さてここで問題なのですが、この文章で s/ビッグバン理論/南京大虐殺/g とすると、説得力は増すでしょうか、減るでしょうか、それとも変わらないでしょうか。
……などと謎の語りを入れつつメモリンクするのが、教科書と「慰安婦」記述 (www.zephyr.dti.ne.jp)。歌え君が代、掲げよ日の丸
の文部省検定と闘いつつ前進してゆく様が良く分かります。
で、この後、つくる会などが「偏向している」「自虐的だ」と主張して、後退するわけです。全社の教科書に載っている記述が「偏向している」ように見えるというのが凄いと言えば凄いですが、中学教科書にセクシュアルな記述はよろしくない、という御意見だけはそれなりにまともであり、それなりに説得力があります(賛成するかどうかはともかく)。
※ちなみに、
※もうちょっと補足すると、秦氏の研究はそれなりには影響を与えていて、吉田証言は根拠のない嘘とは言えないものの、「時と場所」という歴史にとってもっとも重要な要素が欠落したものとして、歴史証言としては採用できない
というのがかねてより研究していた学者たちの通説となっています。有名な吉見教授はわざわざクマラスワミ氏に「吉田証言を採用するな」と助言しています。
身に覚えの無いリターンメール
秘密っぽいのでごそっと引用したりはしませんが、550 Dialups/open relays blocked. というのがステキ。MAPS の DUL みたいなものでしょうか。

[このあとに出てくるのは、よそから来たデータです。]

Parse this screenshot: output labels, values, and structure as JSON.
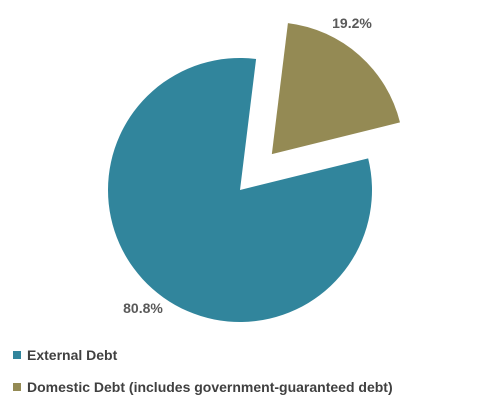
{
  "chart_data": {
    "type": "pie",
    "title": "",
    "slices": [
      {
        "label": "External Debt",
        "value": 80.8,
        "data_label": "80.8%",
        "color": "#31859C",
        "exploded": false
      },
      {
        "label": "Domestic Debt (includes government-guaranteed debt)",
        "value": 19.2,
        "data_label": "19.2%",
        "color": "#948A54",
        "exploded": true
      }
    ],
    "legend_position": "bottom-left"
  }
}
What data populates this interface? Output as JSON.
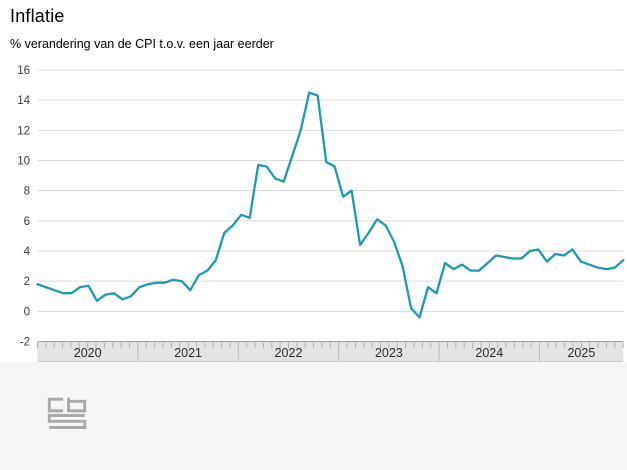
{
  "header": {
    "title": "Inflatie",
    "subtitle": "% verandering van de CPI t.o.v. een jaar eerder"
  },
  "chart_data": {
    "type": "line",
    "title": "Inflatie",
    "ylabel": "% verandering van de CPI t.o.v. een jaar eerder",
    "x_frequency": "monthly",
    "x_start": "2020-01",
    "x_end": "2025-10",
    "x_year_labels": [
      "2020",
      "2021",
      "2022",
      "2023",
      "2024",
      "2025"
    ],
    "y_tick_labels": [
      16,
      14,
      12,
      10,
      8,
      6,
      4,
      2,
      0,
      -2
    ],
    "ylim": [
      -2,
      16
    ],
    "grid": "horizontal",
    "legend": "none",
    "line_color": "#1b9ab2",
    "series": [
      {
        "name": "Inflatie (CPI, % verandering t.o.v. een jaar eerder)",
        "values": [
          1.8,
          1.6,
          1.4,
          1.2,
          1.2,
          1.6,
          1.7,
          0.7,
          1.1,
          1.2,
          0.8,
          1.0,
          1.6,
          1.8,
          1.9,
          1.9,
          2.1,
          2.0,
          1.4,
          2.4,
          2.7,
          3.4,
          5.2,
          5.7,
          6.4,
          6.2,
          9.7,
          9.6,
          8.8,
          8.6,
          10.3,
          12.0,
          14.5,
          14.3,
          9.9,
          9.6,
          7.6,
          8.0,
          4.4,
          5.2,
          6.1,
          5.7,
          4.6,
          3.0,
          0.2,
          -0.4,
          1.6,
          1.2,
          3.2,
          2.8,
          3.1,
          2.7,
          2.7,
          3.2,
          3.7,
          3.6,
          3.5,
          3.5,
          4.0,
          4.1,
          3.3,
          3.8,
          3.7,
          4.1,
          3.3,
          3.1,
          2.9,
          2.8,
          2.9,
          3.4
        ]
      }
    ]
  },
  "footer": {
    "logo": "cbs-logo"
  }
}
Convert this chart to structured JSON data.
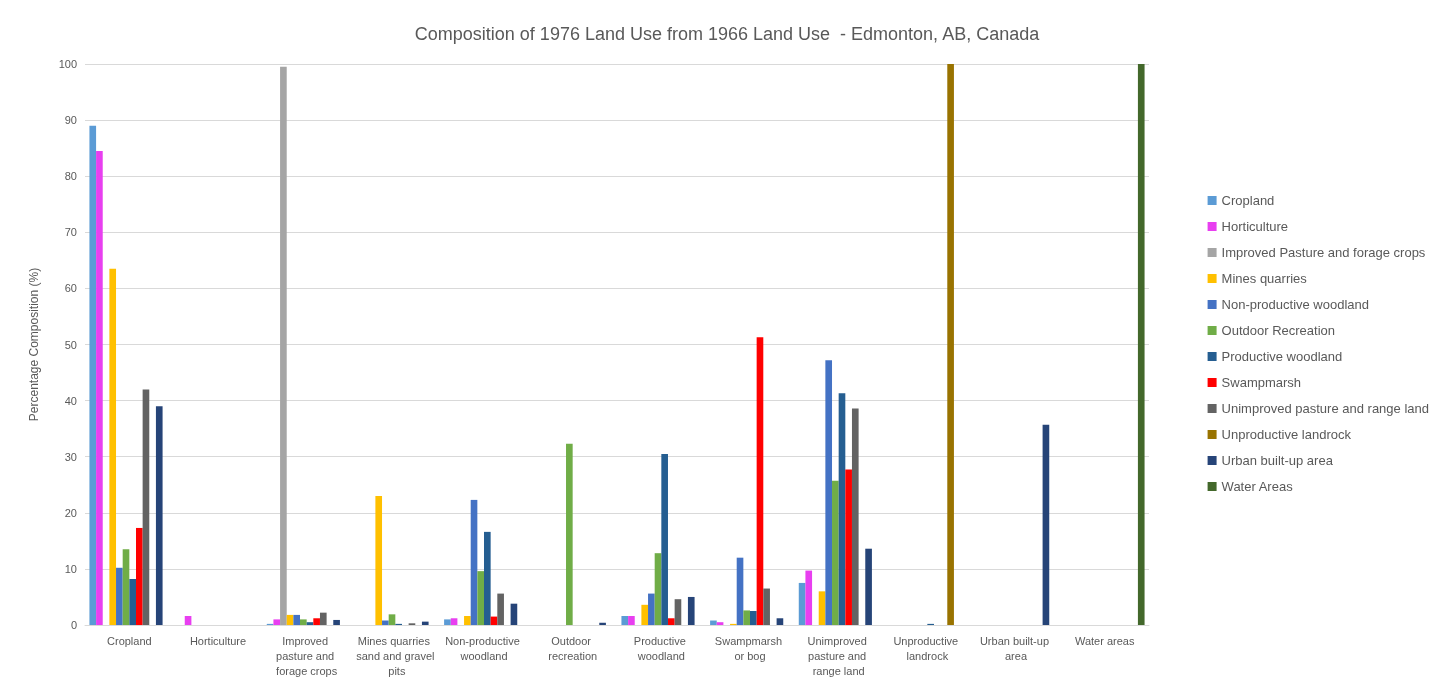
{
  "chart_data": {
    "type": "bar",
    "title": "Composition of 1976 Land Use from 1966 Land Use  - Edmonton, AB, Canada",
    "ylabel": "Percentage Composition (%)",
    "categories": [
      "Cropland",
      "Horticulture",
      "Improved pasture and forage crops",
      "Mines quarries sand and gravel pits",
      "Non-productive woodland",
      "Outdoor recreation",
      "Productive woodland",
      "Swampmarsh or bog",
      "Unimproved pasture and range land",
      "Unproductive landrock",
      "Urban built-up area",
      "Water areas"
    ],
    "series": [
      {
        "name": "Cropland",
        "color": "#5b9bd5",
        "values": [
          89,
          0,
          0.2,
          0,
          1,
          0,
          1.6,
          0.8,
          7.5,
          0,
          0,
          0
        ]
      },
      {
        "name": "Horticulture",
        "color": "#e83ff0",
        "values": [
          84.5,
          1.6,
          1,
          0,
          1.2,
          0,
          1.6,
          0.5,
          9.7,
          0,
          0,
          0
        ]
      },
      {
        "name": "Improved Pasture and forage crops",
        "color": "#a5a5a5",
        "values": [
          0,
          0,
          99.5,
          0,
          0,
          0,
          0,
          0,
          null,
          0,
          0,
          0
        ]
      },
      {
        "name": "Mines quarries",
        "color": "#ffc000",
        "values": [
          63.5,
          0,
          1.8,
          23,
          1.6,
          0,
          3.6,
          0.2,
          6,
          0,
          0,
          0
        ]
      },
      {
        "name": "Non-productive woodland",
        "color": "#4472c4",
        "values": [
          10.2,
          0,
          1.8,
          0.8,
          22.3,
          0,
          5.6,
          12,
          47.2,
          0,
          0,
          0
        ]
      },
      {
        "name": "Outdoor Recreation",
        "color": "#70ad47",
        "values": [
          13.5,
          0,
          1,
          1.9,
          9.6,
          32.3,
          12.8,
          2.6,
          25.7,
          0,
          0,
          0
        ]
      },
      {
        "name": "Productive woodland",
        "color": "#255e91",
        "values": [
          8.2,
          0,
          0.5,
          0.2,
          16.6,
          0,
          30.5,
          2.5,
          41.3,
          0.2,
          0,
          0
        ]
      },
      {
        "name": "Swampmarsh",
        "color": "#ff0000",
        "values": [
          17.3,
          0,
          1.2,
          0,
          1.5,
          0,
          1.2,
          51.3,
          27.7,
          0,
          0,
          0
        ]
      },
      {
        "name": "Unimproved pasture and range land",
        "color": "#636363",
        "values": [
          42,
          0,
          2.2,
          0.3,
          5.6,
          0,
          4.6,
          6.5,
          38.6,
          0,
          0,
          0
        ]
      },
      {
        "name": "Unproductive landrock",
        "color": "#997300",
        "values": [
          0,
          0,
          0,
          0,
          0,
          0,
          0,
          0,
          0,
          100,
          0,
          0
        ]
      },
      {
        "name": "Urban built-up area",
        "color": "#264478",
        "values": [
          39,
          0,
          0.9,
          0.6,
          3.8,
          0.4,
          5,
          1.2,
          13.6,
          0,
          35.7,
          0
        ]
      },
      {
        "name": "Water Areas",
        "color": "#43682b",
        "values": [
          0,
          0,
          0,
          0,
          0,
          0,
          0,
          0,
          0,
          0,
          0,
          100
        ]
      }
    ],
    "ylim": [
      0,
      100
    ],
    "yticks": [
      0,
      10,
      20,
      30,
      40,
      50,
      60,
      70,
      80,
      90,
      100
    ],
    "grid": "y",
    "legend": "right"
  }
}
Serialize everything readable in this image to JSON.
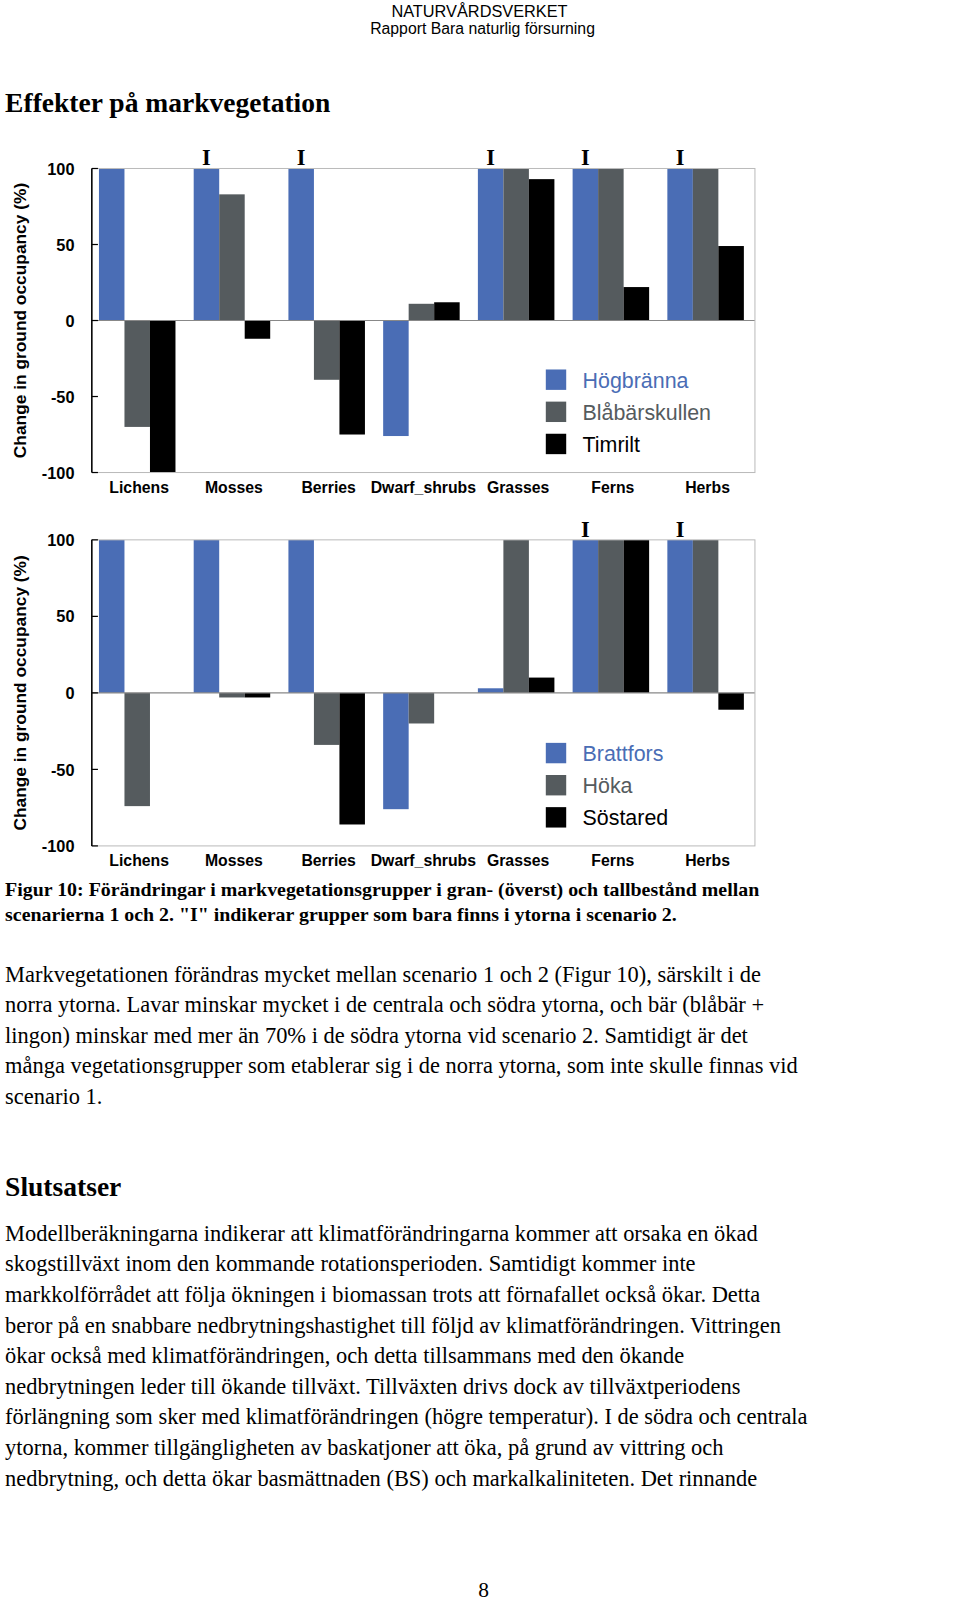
{
  "header": {
    "organization": "NATURVÅRDSVERKET",
    "report": "Rapport Bara naturlig försurning"
  },
  "section_title": "Effekter på markvegetation",
  "chart_data": [
    {
      "type": "bar",
      "y_label": "Change in ground occupancy (%)",
      "categories": [
        "Lichens",
        "Mosses",
        "Berries",
        "Dwarf_shrubs",
        "Grasses",
        "Ferns",
        "Herbs"
      ],
      "series": [
        {
          "name": "Högbränna",
          "color": "#4a6db5",
          "values": [
            100,
            100,
            100,
            -76,
            100,
            100,
            100
          ]
        },
        {
          "name": "Blåbärskullen",
          "color": "#555b5e",
          "values": [
            -70,
            83,
            -39,
            11,
            100,
            100,
            100
          ]
        },
        {
          "name": "Timrilt",
          "color": "#000000",
          "values": [
            -100,
            -12,
            -75,
            12,
            93,
            22,
            49
          ]
        }
      ],
      "ylim": [
        -100,
        100
      ],
      "yticks": [
        -100,
        -50,
        0,
        50,
        100
      ],
      "legend": "lower right",
      "annotations": [
        {
          "category": "Mosses",
          "label": "I"
        },
        {
          "category": "Berries",
          "label": "I"
        },
        {
          "category": "Grasses",
          "label": "I"
        },
        {
          "category": "Ferns",
          "label": "I"
        },
        {
          "category": "Herbs",
          "label": "I"
        }
      ]
    },
    {
      "type": "bar",
      "y_label": "Change in ground occupancy (%)",
      "categories": [
        "Lichens",
        "Mosses",
        "Berries",
        "Dwarf_shrubs",
        "Grasses",
        "Ferns",
        "Herbs"
      ],
      "series": [
        {
          "name": "Brattfors",
          "color": "#4a6db5",
          "values": [
            100,
            100,
            100,
            -76,
            3,
            100,
            100
          ]
        },
        {
          "name": "Höka",
          "color": "#555b5e",
          "values": [
            -74,
            -3,
            -34,
            -20,
            100,
            100,
            100
          ]
        },
        {
          "name": "Söstared",
          "color": "#000000",
          "values": [
            0,
            -3,
            -86,
            0,
            10,
            100,
            -11
          ]
        }
      ],
      "ylim": [
        -100,
        100
      ],
      "yticks": [
        -100,
        -50,
        0,
        50,
        100
      ],
      "legend": "lower right",
      "annotations": [
        {
          "category": "Ferns",
          "label": "I"
        },
        {
          "category": "Herbs",
          "label": "I"
        }
      ]
    }
  ],
  "caption": [
    "Figur 10: Förändringar i markvegetationsgrupper i gran- (överst) och tallbestånd mellan",
    "scenarierna 1 och 2. \"I\" indikerar grupper som bara finns i ytorna i scenario 2."
  ],
  "paragraph": [
    "Markvegetationen förändras mycket mellan scenario 1 och 2 (Figur 10), särskilt i de",
    "norra ytorna. Lavar minskar mycket i de centrala och södra ytorna, och bär (blåbär +",
    "lingon) minskar med mer än 70% i de södra ytorna vid scenario 2. Samtidigt är det",
    "många vegetationsgrupper som etablerar sig i de norra ytorna, som inte skulle finnas vid",
    "scenario 1."
  ],
  "subsection_title": "Slutsatser",
  "conclusions": [
    "Modellberäkningarna indikerar att klimatförändringarna kommer att orsaka en ökad",
    "skogstillväxt inom den kommande rotationsperioden. Samtidigt kommer inte",
    "markkolförrådet att följa ökningen i biomassan trots att förnafallet också ökar. Detta",
    "beror på en snabbare nedbrytningshastighet till följd av klimatförändringen. Vittringen",
    "ökar också med klimatförändringen, och detta tillsammans med den ökande",
    "nedbrytningen leder till ökande tillväxt. Tillväxten drivs dock av tillväxtperiodens",
    "förlängning som sker med klimatförändringen (högre temperatur). I de södra och centrala",
    "ytorna, kommer tillgängligheten av baskatjoner att öka, på grund av vittring och",
    "nedbrytning, och detta ökar basmättnaden (BS) och markalkaliniteten. Det rinnande"
  ],
  "page_number": "8"
}
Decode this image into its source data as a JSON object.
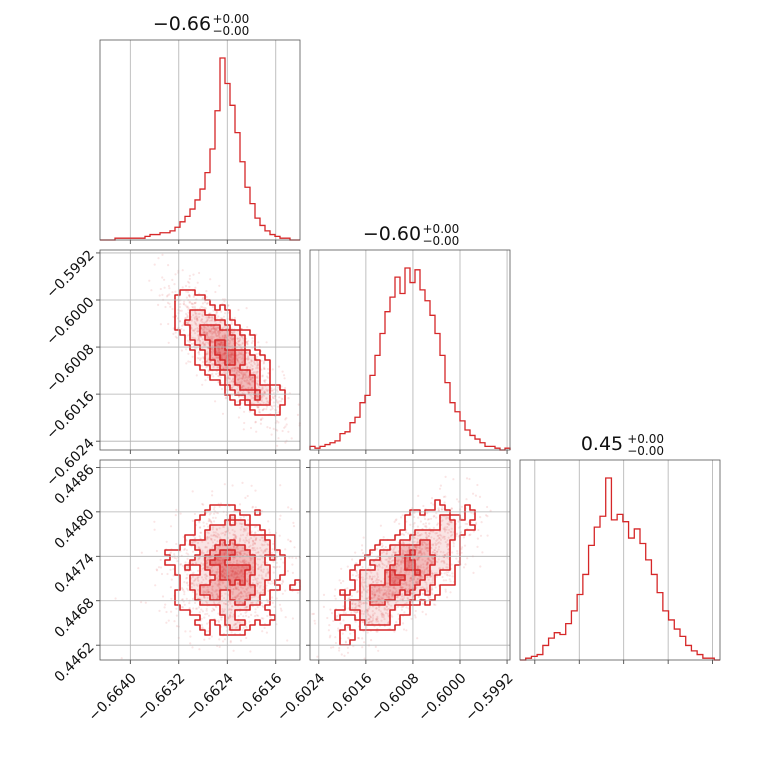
{
  "chart_data": {
    "type": "corner",
    "color": "#d62728",
    "grid": true,
    "parameters": [
      {
        "title": {
          "value": "−0.66",
          "plus": "+0.00",
          "minus": "−0.00"
        },
        "range": [
          -0.6645,
          -0.6612
        ],
        "ticks": [
          -0.664,
          -0.6632,
          -0.6624,
          -0.6616
        ],
        "tick_labels": [
          "−0.6640",
          "−0.6632",
          "−0.6624",
          "−0.6616"
        ],
        "center": -0.66238,
        "spread": 0.00045,
        "histogram": [
          0,
          0,
          0,
          1,
          1,
          1,
          1,
          1,
          1,
          2,
          3,
          3,
          4,
          4,
          5,
          7,
          10,
          13,
          17,
          22,
          28,
          37,
          50,
          71,
          100,
          86,
          74,
          59,
          43,
          29,
          20,
          12,
          8,
          5,
          3,
          2,
          1,
          1,
          0,
          0
        ]
      },
      {
        "title": {
          "value": "−0.60",
          "plus": "+0.00",
          "minus": "−0.00"
        },
        "range": [
          -0.60255,
          -0.59915
        ],
        "ticks": [
          -0.6024,
          -0.6016,
          -0.6008,
          -0.6,
          -0.5992
        ],
        "tick_labels": [
          "−0.6024",
          "−0.6016",
          "−0.6008",
          "−0.6000",
          "−0.5992"
        ],
        "center": -0.60094,
        "spread": 0.00055,
        "histogram": [
          2,
          1,
          2,
          3,
          4,
          5,
          9,
          10,
          15,
          18,
          26,
          30,
          41,
          52,
          64,
          76,
          84,
          95,
          86,
          100,
          92,
          99,
          88,
          82,
          74,
          64,
          52,
          37,
          26,
          21,
          16,
          11,
          8,
          6,
          4,
          2,
          2,
          1,
          0,
          1
        ]
      },
      {
        "title": {
          "value": "0.45",
          "plus": "+0.00",
          "minus": "−0.00"
        },
        "range": [
          0.446,
          0.4487
        ],
        "ticks": [
          0.4462,
          0.4468,
          0.4474,
          0.448,
          0.4486
        ],
        "tick_labels": [
          "0.4462",
          "0.4468",
          "0.4474",
          "0.4480",
          "0.4486"
        ],
        "center": 0.4472,
        "spread": 0.00042,
        "histogram": [
          0,
          1,
          2,
          3,
          8,
          12,
          15,
          14,
          20,
          27,
          36,
          47,
          63,
          73,
          79,
          100,
          77,
          80,
          76,
          67,
          72,
          64,
          55,
          47,
          37,
          27,
          22,
          17,
          13,
          8,
          5,
          3,
          1,
          1,
          0
        ]
      }
    ],
    "correlations": [
      {
        "row": 1,
        "col": 0,
        "rho": -0.8
      },
      {
        "row": 2,
        "col": 0,
        "rho": 0.0
      },
      {
        "row": 2,
        "col": 1,
        "rho": 0.7
      }
    ]
  }
}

むしろ From: を騙ろうとした spammer が失敗した感じですね。でなきゃ、Cc: にあんなに列挙しないでしょうし。送信に使われたサーバも ORDB (www.ordb.org) に登録されてます……って、ORDB のサイト、いつから日本語版ができたのでしょうか。
XHTML parsed by Mac
更新: 2001年11月5日
CSS化が済んでいれば、XHTML化は簡単です。しかしMac IE5で表示させようとすると、DOCTYPEの所で「XML ファイルの解析中にエラーが発生しました。」と出て止まってしまい、何も表示されません。これは、なぜかサーバにアップロードすると大丈夫なんですね。ローカルだけで問題。
以上、http://homepage1.nifty.com/glass/tom_neko/diary/index.html より
ローカルでは text/xml, サーバ上では text/html とみなされているためではないかと思います。HTML としてパースすると問題ないが、XML としてパースするとエラーが出ると。
ちなみに、「XML ファイルの解析中にエラー」になるのは、おそらく XHTML1.1 の DTD の中に未定義の実体があるからです。要するに DTD が腐っています。対処法としては、自分で DTD を書くとか。typical usage の SYSTEM 識別子が相対 URI なのはそのためなのではないかとさえ思いました。
※追記: DTD が腐っているというのは誤解で、MSXML の方がショボかったようです。このマーク区間と実体の処理順序の問題については、XML1.0 Second Edition で明示されました。